Sonko gagne, Diomaye rafle la mise 

 

‘’Dans ce monde, deux choses sont infinies : l’univers et la bêtise humaine.’’ (Albert Einstein)

Le saut de l’ange

C’est acté. Un véritable nouveau cap est pris par le Sénégal, avec l’élection à la présidence de la République de Bassirou Diomaye Faye. Le Sénégal ose tous les paris avec cette élection et s’autorise toutes les audaces avec un président de moins de 50 ans, comme l’a été Abdou Diouf quarante ans avant lui, élu à 45 ans, là où le nouveau président en affiche un de moins.

Deux autres traits communs à Diouf l’ancien et  à Faye le nouveau étant que tous les deux sont de la communauté sérère et des grands commis administratifs de l’État ; administrateur civil pour l’un et inspecteur des impôts pour l’autre.

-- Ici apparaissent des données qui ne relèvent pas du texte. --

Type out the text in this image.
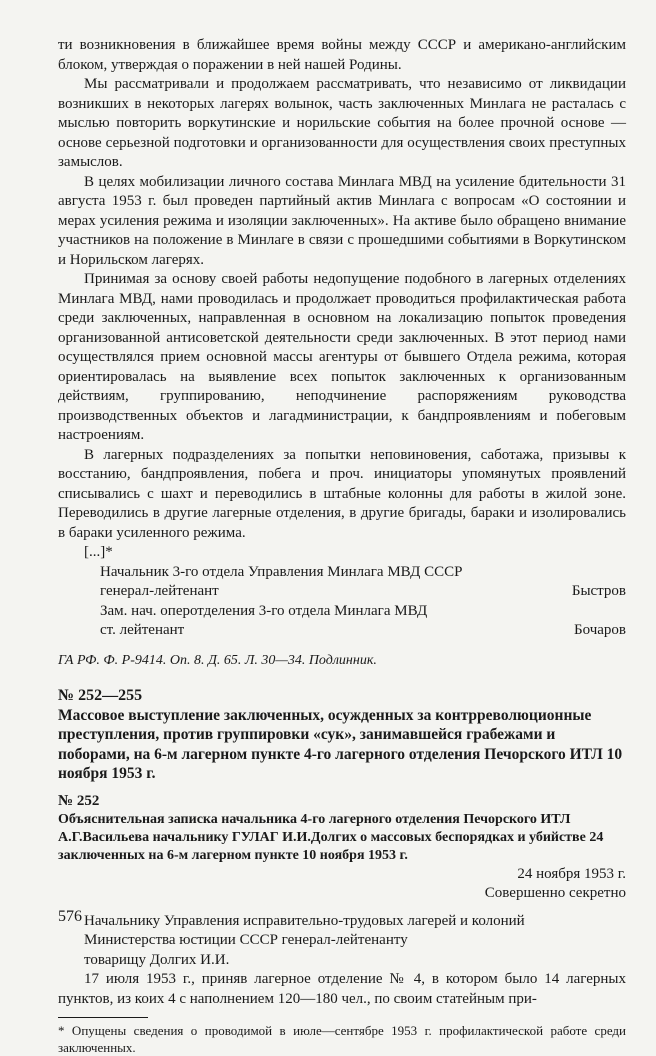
ти возникновения в ближайшее время войны между СССР и американо-английским блоком, утверждая о поражении в ней нашей Родины.

Мы рассматривали и продолжаем рассматривать, что независимо от ликвидации возникших в некоторых лагерях волынок, часть заключенных Минлага не расталась с мыслью повторить воркутинские и норильские события на более прочной основе — основе серьезной подготовки и организованности для осуществления своих преступных замыслов.

В целях мобилизации личного состава Минлага МВД на усиление бдительности 31 августа 1953 г. был проведен партийный актив Минлага с вопросам «О состоянии и мерах усиления режима и изоляции заключенных». На активе было обращено внимание участников на положение в Минлаге в связи с прошедшими событиями в Воркутинском и Норильском лагерях.

Принимая за основу своей работы недопущение подобного в лагерных отделениях Минлага МВД, нами проводилась и продолжает проводиться профилактическая работа среди заключенных, направленная в основном на локализацию попыток проведения организованной антисоветской деятельности среди заключенных. В этот период нами осуществлялся прием основной массы агентуры от бывшего Отдела режима, которая ориентировалась на выявление всех попыток заключенных к организованным действиям, группированию, неподчинение распоряжениям руководства производственных объектов и лагадминистрации, к бандпроявлениям и побеговым настроениям.

В лагерных подразделениях за попытки неповиновения, саботажа, призывы к восстанию, бандпроявления, побега и проч. инициаторы упомянутых проявлений списывались с шахт и переводились в штабные колонны для работы в жилой зоне. Переводились в другие лагерные отделения, в другие бригады, бараки и изолировались в бараки усиленного режима.

[...]*

Начальник 3-го отдела Управления Минлага МВД СССР

генерал-лейтенант	Быстров

Зам. нач. оперотделения 3-го отдела Минлага МВД

ст. лейтенант	Бочаров

ГА РФ. Ф. Р-9414. Оп. 8. Д. 65. Л. 30—34. Подлинник.

№ 252—255

Массовое выступление заключенных, осужденных за контрреволюционные преступления, против группировки «сук», занимавшейся грабежами и поборами, на 6-м лагерном пункте 4-го лагерного отделения Печорского ИТЛ 10 ноября 1953 г.

№ 252

Объяснительная записка начальника 4-го лагерного отделения Печорского ИТЛ А.Г.Васильева начальнику ГУЛАГ И.И.Долгих о массовых беспорядках и убийстве 24 заключенных на 6-м лагерном пункте 10 ноября 1953 г.

24 ноября 1953 г.

Совершенно секретно

Начальнику Управления исправительно-трудовых лагерей и колоний

Министерства юстиции СССР генерал-лейтенанту

товарищу Долгих И.И.

17 июля 1953 г., приняв лагерное отделение № 4, в котором было 14 лагерных пунктов, из коих 4 с наполнением 120—180 чел., по своим статейным при-

* Опущены сведения о проводимой в июле—сентябре 1953 г. профилактической работе среди заключенных.

576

À coup sûr, le Sénégal du futur et la gestion des affaires publiques vont être fort différents de l’empreinte qu’Abdoulaye Wade, le dernier Damel du Cayor et Macky Sall, l’Almamy du Fouta ont imprimée au pays durant ces vingt-cinq dernières années. Il y aura moins de folklore, très certainement une gestion plus orthodoxe des finances publiques et peut-être la fin de l’implication de la famille présidentielle dans la gestion de l’État. Cela ne voulant pas pour autant en conclure que le nouveau pouvoir va, forcément, faire plus et mieux que ses prédécesseurs.

En politique, un conquérant se comporte comme un séducteur qui, avec des yeux de Chimène, tente de séduire sa dulcinée en étant volubile et tonitruant sur les promesses de meilleure gouvernance, si la confiance des populations lui est accordée. C’est ce que Pastef a réussi avec l’opinion publique et nationale.

 Néanmoins, comme le dit un adage, le bon maçon n’est jugé qu’au pied du mur. Le président Diomaye Faye et Pastef ont la main, maintenant, sur le  gouvernail et vont conduire le pays vers de nouveaux flots.

Tout le monde a intérêt à ce qu’ils réussissent, car leur victoire a été claire, nette et sans bavure. Leur légitimité ne peut souffrir d’aucune contestation et en procédant ainsi, l’électorat sénégalais a envoyé un signal fort à l’ensemble de la classe politique sur leurs mœurs débridées et leurs comportements désastreux qui faisaient fi des bonnes valeurs et des principes avec un culte total accordé à l’opportunisme.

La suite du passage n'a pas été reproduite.